NAICS Hyperbolic Embedding System — HGCN Refinement Guide

Overview

This document explains the final stage of the NAICS hyperbolic embedding pipeline: refinement using a Hyperbolic Graph Convolutional Network (HGCN).

1. Purpose of HGCN Refinement

Integrates NAICS taxonomy directly into embedding geometry.

2. Input Requirements

  • Lorentz hyperbolic embeddings
  • NAICS parent–child graph
  • Level metadata

3. Running the Refinement

python train_hgcn.py --config configs/hgcn.yaml

4. HGCN Layer Operation

Each layer performs log-map, graph convolution in tangent space, activation, and exp-map.

5. Refinement Loss Functions

  • Hyperbolic Triplet Loss
  • Per-Level Radial Regularization

6. Learnable Curvature

Curvature parameter is optimized jointly.

7. Output of HGCN Refinement

Refined Lorentz-model hyperbolic embeddings aligned with taxonomy structure.

8. Validation Metrics

Stage 4 now mirrors the text-model evaluation suite so you can verify that graph refinement does not erode global structure:

  • Cophenetic correlation – correlation between embedding distances and tree distances.
  • Spearman correlation – rank-order agreement across the hierarchy.
  • NDCG@K (default: 5/10/20) – position-aware ranking quality.
  • Distortion stats – mean/std/median stretch between embedding and tree distances.

Metrics are logged once per validation run (default: every epoch). They require the precomputed tree distance matrix produced in Stage 2.

Configuration

Add the following keys to your GraphConfig (or configs/hgcn.yaml) to customize evaluation:

Key Description
distance_matrix_parquet Path to naics_distance_matrix.parquet. Required to unlock hierarchy metrics.
full_eval_frequency Run the expensive metrics every N optimizer steps (default 1, meaning every validation epoch).
ndcg_k_values List of K values used for NDCG logging.

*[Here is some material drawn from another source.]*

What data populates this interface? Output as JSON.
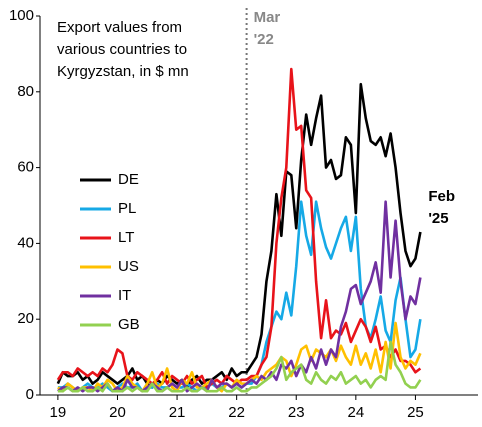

If distance_matrix_parquet is missing, HGCN automatically skips the extra metrics and continues with the lightweight batch metrics (triplet accuracy, etc.).

9. Pre/Post Verification Workflow

After both Stage 3 and Stage 4 finish, run the automated comparison from Issue #67 to confirm that HGCN preserved the Stage 3 geometry:

uv run naics-embedder tools verify-stage4 \
  --pre ./output/hyperbolic_projection/encodings.parquet \
  --post ./output/hgcn/encodings.parquet

Additional options let you override the distance matrix, relations parquet, or the acceptable degradation thresholds:

Option Purpose
--max-cophenetic-drop Maximum allowable decrease in cophenetic correlation (default 0.02).
--max-ndcg-drop Maximum allowable decrease in NDCG@K (default 0.01).
--min-local-improvement Required increase in parent retrieval accuracy (default 0.05).
--ndcg-k Which K to evaluate for NDCG (default 10).
--parent-top-k Size of the neighborhood used for parent retrieval (default 1).

The command prints pre/post metrics, deltas, and PASS/FAIL indicators for each threshold. Integrate it into CI to prevent regressions before shipping updated embeddings.